Monday, November 24, 2008

The Essential Twenty-First Century Mom Conflict

Things are in the saddle and ride mankind.--Ralph Waldo Emerson


Is it just me, or is everyone having the same fantasy? I find myself saying to myself several times a day, “Oh, that’s okay; when Barack Obama is president, that’ll be solved.” "That" being everything from the ever-sinking Dow to our high health insurance premiums to the mice who have taken up residence in our cupboards to my daughter’s continuing refusal to become potty trained. Now and then I remember that Obama is just a guy, albeit a smart and attractive and charismatic one, and that he probably can’t wave his hand and produce miracles, but I think it’s probably good for my nervous system to pretend he can right now.

A friend of mine sent me two articles today that stirred up my Time, Money, Calories matrix and left me panting for breath. One article was from the magazine Brain, Child and the other was her response to it. The Brain Child article is called "Eco-Housewives" and tells of a woman named Shannon Hayes who is writing a book tentatively titled Radical Homemakers: Reclaiming Domesticity form a Consumer Culture. It sounded right up my alley—a sort of Annie Leonard "Story of Stuff" homesteady fantasy, and with trepidation, I started to read my friend’s response to it. My friend, the mother of three and a brilliant professional writer and card carrying feminist, took offense at the suggestion that “eco-moms” were somehow more enlightened and evolved than those who, as she does, shop at ShopRite and occasionally accept plastic bags when they forget their canvas ones. My friend raised the question “what is enough?” which to me is at the root of what I keep thinking of as the essential Twenty-First Century Mom Conflict.

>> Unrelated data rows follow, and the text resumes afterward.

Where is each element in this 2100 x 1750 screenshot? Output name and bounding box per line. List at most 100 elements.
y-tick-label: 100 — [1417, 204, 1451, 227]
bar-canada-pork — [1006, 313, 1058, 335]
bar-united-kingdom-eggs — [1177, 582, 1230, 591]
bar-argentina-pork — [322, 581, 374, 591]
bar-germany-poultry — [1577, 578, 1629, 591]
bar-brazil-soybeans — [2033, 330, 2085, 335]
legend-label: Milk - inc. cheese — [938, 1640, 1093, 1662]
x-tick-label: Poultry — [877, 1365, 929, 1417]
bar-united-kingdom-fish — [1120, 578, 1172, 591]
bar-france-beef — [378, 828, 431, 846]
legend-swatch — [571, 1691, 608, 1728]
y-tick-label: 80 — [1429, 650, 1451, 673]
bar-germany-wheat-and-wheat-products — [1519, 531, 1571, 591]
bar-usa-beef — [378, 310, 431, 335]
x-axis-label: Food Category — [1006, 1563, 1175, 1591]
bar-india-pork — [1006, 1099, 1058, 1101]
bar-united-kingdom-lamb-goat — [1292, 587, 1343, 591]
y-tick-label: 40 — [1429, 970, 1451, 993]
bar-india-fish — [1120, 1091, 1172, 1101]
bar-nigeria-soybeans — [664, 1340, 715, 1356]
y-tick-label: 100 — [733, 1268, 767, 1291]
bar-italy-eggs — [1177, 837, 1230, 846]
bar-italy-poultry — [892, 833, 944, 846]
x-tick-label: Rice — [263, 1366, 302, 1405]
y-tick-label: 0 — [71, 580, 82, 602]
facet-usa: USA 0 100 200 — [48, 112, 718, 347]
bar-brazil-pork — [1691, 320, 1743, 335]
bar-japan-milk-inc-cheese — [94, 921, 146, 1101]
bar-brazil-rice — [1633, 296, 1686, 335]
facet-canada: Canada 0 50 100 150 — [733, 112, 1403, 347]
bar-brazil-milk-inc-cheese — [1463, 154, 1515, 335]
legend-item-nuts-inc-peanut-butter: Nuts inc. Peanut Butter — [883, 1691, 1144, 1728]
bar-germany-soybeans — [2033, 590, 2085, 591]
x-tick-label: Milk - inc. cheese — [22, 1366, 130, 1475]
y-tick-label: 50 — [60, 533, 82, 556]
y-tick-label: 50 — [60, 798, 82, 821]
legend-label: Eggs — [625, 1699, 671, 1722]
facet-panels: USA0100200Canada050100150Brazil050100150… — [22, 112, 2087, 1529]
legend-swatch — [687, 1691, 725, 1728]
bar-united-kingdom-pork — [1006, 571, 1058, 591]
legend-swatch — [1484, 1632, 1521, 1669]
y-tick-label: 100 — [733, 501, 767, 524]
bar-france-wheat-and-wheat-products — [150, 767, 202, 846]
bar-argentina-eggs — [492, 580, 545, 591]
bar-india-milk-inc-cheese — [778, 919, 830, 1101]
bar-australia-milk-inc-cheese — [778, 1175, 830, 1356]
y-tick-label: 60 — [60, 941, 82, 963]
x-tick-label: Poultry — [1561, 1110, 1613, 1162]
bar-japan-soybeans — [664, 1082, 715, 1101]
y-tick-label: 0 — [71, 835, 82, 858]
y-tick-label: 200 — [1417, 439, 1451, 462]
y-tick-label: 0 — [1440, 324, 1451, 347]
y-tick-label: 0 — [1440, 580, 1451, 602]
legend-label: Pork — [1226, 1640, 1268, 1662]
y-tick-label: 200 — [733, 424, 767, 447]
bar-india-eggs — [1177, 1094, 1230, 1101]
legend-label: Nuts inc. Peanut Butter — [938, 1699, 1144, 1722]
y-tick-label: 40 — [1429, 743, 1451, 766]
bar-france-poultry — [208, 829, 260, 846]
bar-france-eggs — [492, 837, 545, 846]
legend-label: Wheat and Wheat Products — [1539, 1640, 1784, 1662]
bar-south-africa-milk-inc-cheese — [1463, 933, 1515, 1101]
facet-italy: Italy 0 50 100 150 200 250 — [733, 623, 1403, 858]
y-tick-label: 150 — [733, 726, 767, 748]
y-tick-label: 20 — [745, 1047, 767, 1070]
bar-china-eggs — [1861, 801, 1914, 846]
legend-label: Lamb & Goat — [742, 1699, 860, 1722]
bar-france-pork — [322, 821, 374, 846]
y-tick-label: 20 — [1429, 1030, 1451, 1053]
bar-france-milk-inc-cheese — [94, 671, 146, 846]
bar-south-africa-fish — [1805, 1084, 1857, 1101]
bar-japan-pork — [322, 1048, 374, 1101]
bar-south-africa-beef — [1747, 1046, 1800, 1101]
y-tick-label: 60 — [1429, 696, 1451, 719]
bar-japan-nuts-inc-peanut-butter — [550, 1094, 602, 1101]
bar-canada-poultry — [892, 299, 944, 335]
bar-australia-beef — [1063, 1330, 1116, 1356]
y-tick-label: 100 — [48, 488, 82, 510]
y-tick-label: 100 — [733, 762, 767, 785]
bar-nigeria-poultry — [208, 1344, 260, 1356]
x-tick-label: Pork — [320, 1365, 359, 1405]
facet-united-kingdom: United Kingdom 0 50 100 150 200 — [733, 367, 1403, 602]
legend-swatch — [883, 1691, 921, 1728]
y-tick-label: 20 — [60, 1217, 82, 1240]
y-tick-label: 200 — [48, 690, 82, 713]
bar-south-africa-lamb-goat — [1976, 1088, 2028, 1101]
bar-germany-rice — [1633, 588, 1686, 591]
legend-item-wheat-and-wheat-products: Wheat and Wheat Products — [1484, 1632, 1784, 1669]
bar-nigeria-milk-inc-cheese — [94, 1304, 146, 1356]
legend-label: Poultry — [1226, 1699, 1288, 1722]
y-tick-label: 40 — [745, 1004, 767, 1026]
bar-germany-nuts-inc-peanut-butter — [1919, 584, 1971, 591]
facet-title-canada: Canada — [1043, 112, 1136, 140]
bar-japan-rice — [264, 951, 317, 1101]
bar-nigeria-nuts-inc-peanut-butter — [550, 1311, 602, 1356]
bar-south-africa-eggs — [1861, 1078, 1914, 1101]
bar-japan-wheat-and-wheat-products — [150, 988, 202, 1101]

What is enough? My friend was clearly disturbed and, by her own admission, thrown on the defensive by Hayes’s embrace of a completely consumer-free lifestyle: no TV, all local organic cuisine, no presents at Christmas, etc. Hayes’s stance didn’t bother me in the least: I admire her; occasionally want to follow that path; don’t (I have many an eco-sin); and figure it’s good enough that I use cloth diapers and make my own wipes and drive a biodiesel (which may or may not be an eco-sin, but that's a topic for a different post). It’s about batting averages, I figure, and I am grateful to the Hayeses of the world for allowing me to have lower ones.

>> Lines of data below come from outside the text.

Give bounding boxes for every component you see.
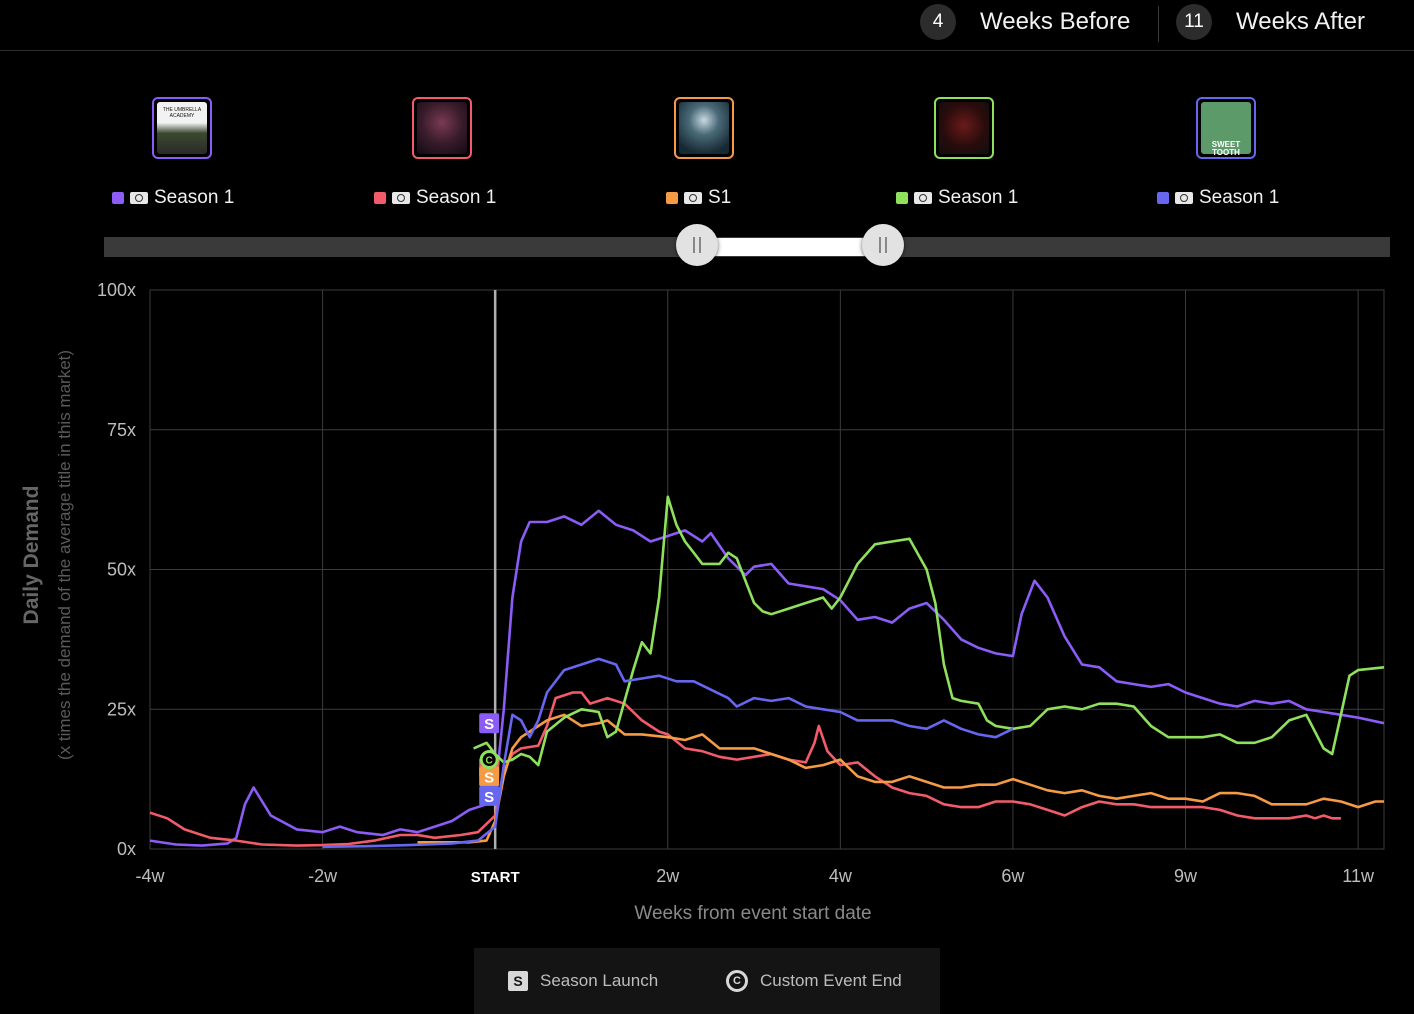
x-tick-label: 4w: [829, 866, 853, 886]
thumb-title-sweet-tooth: SWEET TOOTH: [1211, 140, 1241, 157]
globe-icon: [130, 192, 148, 204]
chart-markers: SSSCS: [479, 713, 500, 806]
globe-icon: [1175, 192, 1193, 204]
divider: [1158, 6, 1159, 42]
x-tick-label: 6w: [1001, 866, 1025, 886]
marker-letter: S: [484, 789, 494, 806]
legend-label: S1: [708, 187, 732, 208]
title-thumbnail-red[interactable]: [412, 97, 472, 159]
y-tick-label: 0x: [117, 839, 136, 859]
title-thumbnail-umbrella[interactable]: THE UMBRELLA ACADEMY: [152, 97, 212, 159]
x-tick-label: 2w: [656, 866, 680, 886]
weeks-before-label: Weeks Before: [980, 8, 1131, 35]
chart-grid: [149, 289, 1385, 850]
series-line: [149, 509, 1385, 847]
x-tick-label: -2w: [308, 866, 338, 886]
x-tick-label: 9w: [1174, 866, 1198, 886]
chart-labels: 0x 25x 50x 75x 100x -4w -2w START 2w 4w 6w 9w 11w Wee…: [20, 280, 1375, 924]
custom-event-end-label: Custom Event End: [760, 971, 902, 990]
legend-label: Season 1: [938, 187, 1019, 208]
globe-icon: [684, 192, 702, 204]
legend-item-orange[interactable]: S1: [666, 187, 731, 209]
x-tick-label: 11w: [1342, 866, 1375, 886]
demand-line-chart: SSSCS 0x 25x 50x 75x 100x -4w -2w START 2w 4w 6w 9w…: [20, 280, 1385, 924]
weeks-after-count[interactable]: 11: [1176, 4, 1212, 40]
series-line: [417, 713, 1384, 844]
globe-icon: [392, 192, 410, 204]
color-swatch: [896, 192, 908, 204]
legend-label: Season 1: [416, 187, 497, 208]
season-launch-marker: [479, 785, 500, 806]
legend-item-green[interactable]: Season 1: [896, 187, 1018, 209]
range-slider-right-handle[interactable]: [862, 224, 904, 266]
color-swatch: [1157, 192, 1169, 204]
y-tick-label: 50x: [107, 560, 136, 580]
series-line: [149, 691, 1341, 847]
y-tick-label: 75x: [107, 420, 136, 440]
season-launch-icon: S: [508, 971, 528, 991]
marker-letter: C: [486, 756, 493, 767]
x-axis-title: Weeks from event start date: [634, 903, 871, 924]
globe-icon: [914, 192, 932, 204]
custom-event-marker: [479, 750, 499, 770]
y-axis-subtitle: (x times the demand of the average title…: [55, 350, 74, 760]
color-swatch: [112, 192, 124, 204]
weeks-before-count[interactable]: 4: [920, 4, 956, 40]
weeks-after-label: Weeks After: [1236, 8, 1365, 35]
marker-letter: S: [484, 716, 494, 733]
legend-label: Season 1: [154, 187, 235, 208]
legend-label: Season 1: [1199, 187, 1280, 208]
season-launch-marker: [479, 713, 500, 734]
season-launch-legend: S Season Launch: [508, 948, 658, 1014]
title-thumbnail-green[interactable]: [934, 97, 994, 159]
custom-event-end-legend: C Custom Event End: [726, 948, 902, 1014]
series-line: [322, 657, 1014, 849]
range-slider-selection: [697, 238, 883, 256]
color-swatch: [666, 192, 678, 204]
season-launch-label: Season Launch: [540, 971, 659, 990]
title-thumbnail-sweet-tooth[interactable]: SWEET TOOTH: [1196, 97, 1256, 159]
series-line: [473, 495, 1385, 767]
season-launch-marker: [479, 766, 500, 787]
legend-item-red[interactable]: Season 1: [374, 187, 496, 209]
top-bar: 4 Weeks Before 11 Weeks After: [0, 0, 1414, 51]
range-slider-left-handle[interactable]: [676, 224, 718, 266]
event-legend: S Season Launch C Custom Event End: [474, 948, 940, 1014]
x-tick-label: START: [471, 869, 520, 886]
y-tick-label: 100x: [97, 280, 136, 300]
y-tick-label: 25x: [107, 699, 136, 719]
title-thumbnail-orange[interactable]: [674, 97, 734, 159]
color-swatch: [374, 192, 386, 204]
chart-series: [149, 495, 1385, 849]
legend-item-blue[interactable]: Season 1: [1157, 187, 1279, 209]
legend-item-purple[interactable]: Season 1: [112, 187, 234, 209]
x-tick-label: -4w: [135, 866, 165, 886]
y-axis-title: Daily Demand: [20, 486, 43, 625]
thumb-title-umbrella: THE UMBRELLA ACADEMY: [162, 107, 202, 119]
custom-event-end-icon: C: [726, 970, 748, 992]
marker-letter: S: [484, 769, 494, 786]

But that doesn’t mean I don’t have my own areas of defensiveness. I get defensive around moms who spend most of their day actually doing something that can be perceived as “playing” with their kids. I am pretty good at making up stories, but oddly terrible at engaging with my daughter around her stuffed animals or dolls. This is especially odd as that was exactly the kind of play I did as a child. The other day when I was lamenting my lack of talent and interest in imaginative play, my husband said, “You don’t like to play with her that way because you brought that part of you along with you. Now you play by writing novels and songs, and you can’t go back.”

Maybe so, but I still feel like a rotten parent when I see someone else–– a babysitter, another parent, my husband–– animating one of her dolls and getting her to giggle and shriek with joy. I have friends who get defensive––in fact, go on the offense––when it comes to a career they may have left behind. These moms speak with passion about selfishness and priorities and deathbed regrets.

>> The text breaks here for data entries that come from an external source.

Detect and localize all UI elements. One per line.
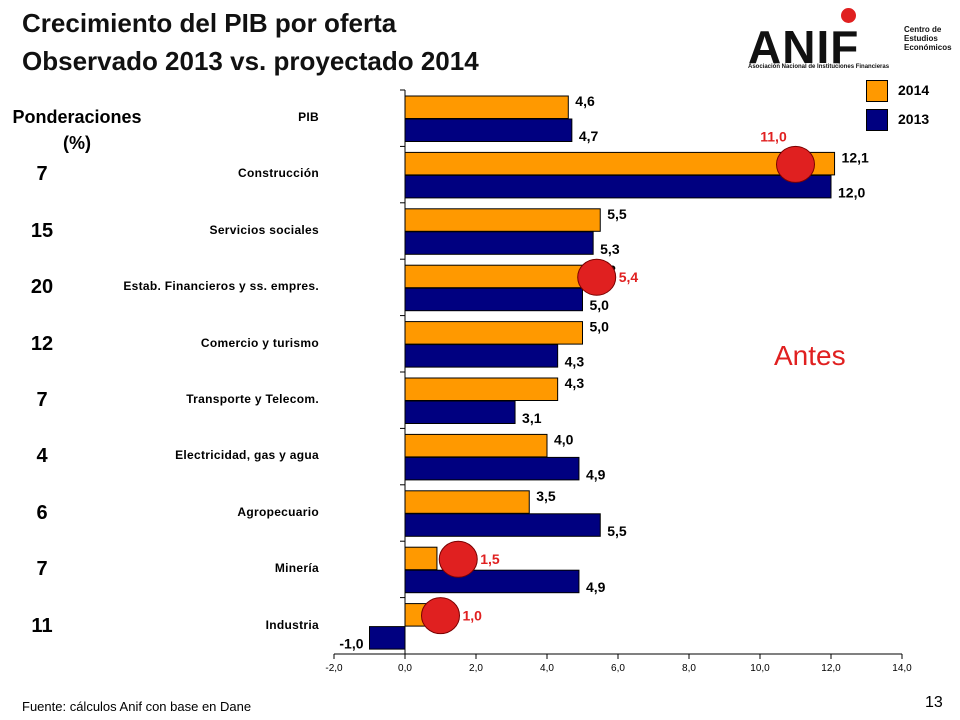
logo-subtitle: Asociación Nacional de Instituciones Fin…: [748, 64, 890, 70]
bar-2014: [404, 490, 530, 514]
bar-2013: [404, 513, 601, 537]
logo-dot-icon: [841, 8, 856, 23]
weight-value: 15: [30, 219, 54, 242]
category-label: Construcción: [238, 166, 319, 181]
category-label: PIB: [298, 110, 319, 124]
bar-2013: [404, 287, 583, 312]
weight-value: 7: [36, 389, 48, 411]
page-number: 13: [925, 694, 943, 711]
previous-projection-marker: [438, 540, 478, 578]
category-label: Industria: [265, 617, 319, 632]
category-label: Transporte y Telecom.: [186, 392, 319, 406]
logo-side-text: Centro de Estudios Económicos: [904, 25, 960, 52]
weight-value: 7: [36, 163, 48, 186]
data-label-2014: 3,5: [536, 488, 556, 504]
weights-heading: Ponderaciones (%): [2, 104, 152, 156]
chart-title-line2: Observado 2013 vs. proyectado 2014: [22, 46, 479, 76]
bar-2014: [404, 546, 438, 571]
x-tick-label: 8,0: [682, 663, 696, 674]
weight-value: 6: [36, 501, 48, 524]
category-label: Electricidad, gas y agua: [175, 448, 319, 463]
bar-2014: [404, 264, 591, 289]
previous-projection-label: 11,0: [760, 128, 787, 144]
weight-value: 11: [31, 614, 53, 637]
legend-label-2014: 2014: [898, 82, 930, 98]
data-label-2013: 5,5: [607, 523, 627, 539]
bar-2013: [404, 569, 580, 594]
weights-heading-line2: (%): [63, 133, 91, 153]
x-tick-label: 4,0: [540, 663, 554, 674]
weight-value: 20: [30, 276, 54, 299]
bar-2013: [404, 400, 516, 424]
bar-2014: [404, 377, 559, 401]
x-tick-label: 0,0: [398, 663, 412, 674]
bar-2014: [404, 95, 569, 119]
annotation-antes: Antes: [774, 340, 846, 371]
chart-title-line1: Crecimiento del PIB por oferta: [22, 8, 397, 38]
data-label-2013: 3,1: [522, 410, 542, 426]
weight-value: 4: [36, 445, 48, 468]
weight-value: 7: [36, 558, 48, 581]
previous-projection-marker: [421, 597, 460, 635]
bar-2013: [404, 174, 832, 199]
previous-projection-label: 1,0: [463, 608, 483, 624]
data-label-2013: 4,3: [565, 354, 585, 370]
x-tick-label: -2,0: [325, 663, 343, 674]
source-note: Fuente: cálculos Anif con base en Dane: [22, 699, 252, 714]
category-label: Agropecuario: [237, 504, 319, 519]
category-label: Comercio y turismo: [200, 335, 319, 350]
previous-projection-label: 5,4: [619, 269, 639, 285]
bar-2013: [404, 118, 573, 142]
legend-swatch-2014: [866, 80, 888, 102]
data-label-2013: 5,0: [590, 297, 610, 313]
previous-projection-marker: [776, 145, 815, 183]
data-label-2014: 5,5: [607, 206, 627, 222]
bar-2014: [404, 433, 548, 458]
weights-heading-line1: Ponderaciones: [12, 107, 142, 127]
legend-label-2013: 2013: [898, 111, 930, 127]
bar-2013: [404, 344, 559, 368]
category-label: Estab. Financieros y ss. empres.: [123, 279, 319, 294]
weight-value: 12: [30, 332, 54, 355]
x-tick-label: 10,0: [750, 663, 770, 674]
category-label: Minería: [274, 561, 319, 576]
data-label-2013: 12,0: [838, 184, 865, 200]
bar-2013: [369, 626, 406, 650]
data-label-2014: 4,3: [565, 375, 585, 391]
data-label-2013: 5,3: [600, 241, 620, 257]
data-label-2014: 4,0: [554, 431, 574, 447]
data-label-2014: 12,1: [842, 149, 869, 165]
bar-2014: [404, 321, 583, 345]
x-tick-label: 2,0: [469, 663, 483, 674]
data-label-2014: 4,6: [575, 93, 595, 109]
logo-wordmark: ANIF: [748, 21, 860, 73]
bar-2013: [404, 456, 580, 481]
data-label-2013: -1,0: [339, 636, 363, 652]
data-label-2013: 4,9: [586, 466, 606, 482]
bar-2014: [404, 208, 601, 232]
bar-2014: [404, 151, 836, 176]
x-tick-label: 14,0: [892, 663, 912, 674]
data-label-2014: 5,0: [590, 319, 610, 335]
logo-side-line: Económicos: [904, 43, 952, 52]
x-tick-label: 12,0: [821, 663, 841, 674]
data-label-2013: 4,7: [579, 128, 599, 144]
logo-side-line: Estudios: [904, 34, 938, 43]
logo-side-line: Centro de: [904, 25, 942, 34]
category-label: Servicios sociales: [209, 222, 319, 237]
data-label-2013: 4,9: [586, 579, 606, 595]
legend-swatch-2013: [866, 109, 888, 131]
x-tick-label: 6,0: [611, 663, 625, 674]
previous-projection-marker: [577, 258, 617, 296]
previous-projection-label: 1,5: [480, 551, 500, 567]
bar-2013: [404, 231, 594, 255]
anif-logo: ANIF Centro de Estudios Económicos Asoci…: [748, 6, 953, 76]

Whatever. Motherhood, career, good stewardship of the planet, It's impossible to do it all. I give up. Also, I give up on trying to be enlightened. The High Priests of the Present Moment may now come and officially excommunicate me. I’ve been trying so hard to live in the Now so as not miss a single thing my darling children do or say that I think I’m seriously in danger of losing my sense of humor forever. I wish today, with all my heart, that my friend and I (and all the Shannon Hayeses of the world) could just relax and enjoy our few moments here, even if that means we are zoning out and watching Stephen Colbert on Comedy Central; EVEN if that means we are sitting around the kitchen table judging our other mom friends for watching Comedy Central. Either way, at least we will have a few precious moments for ourselves, even if they are self-righteous ones.

Today I let my daughter cry in her crib for five minutes after I put her down for her nap, and yes, I felt terrible, and yes, it was the absolute best choice I could make given how exhausted I was and how my son needed his diaper changed. Then I noticed that she stopped crying, sung herself the ABC song and fell asleep. When she woke, she was in a great mood.

“I say 'hostibal,' mama, and you say ‘hospital.’ Isn’t that funny, mama?”

I picked her up and snuggled her. “I’m sorry you were sad before your nap,” I said.

“I not sad now,” she replied. “Talk about the bear and the scary boy, okay Mama? That’s a good idea, right Mama?” and she hugged and kissed me, and perhaps I was forgiven, but at any rate, her innate, instinctive kindness allowed me to forgive myself. In this, as in all things parental, the kids are the best teachers of all.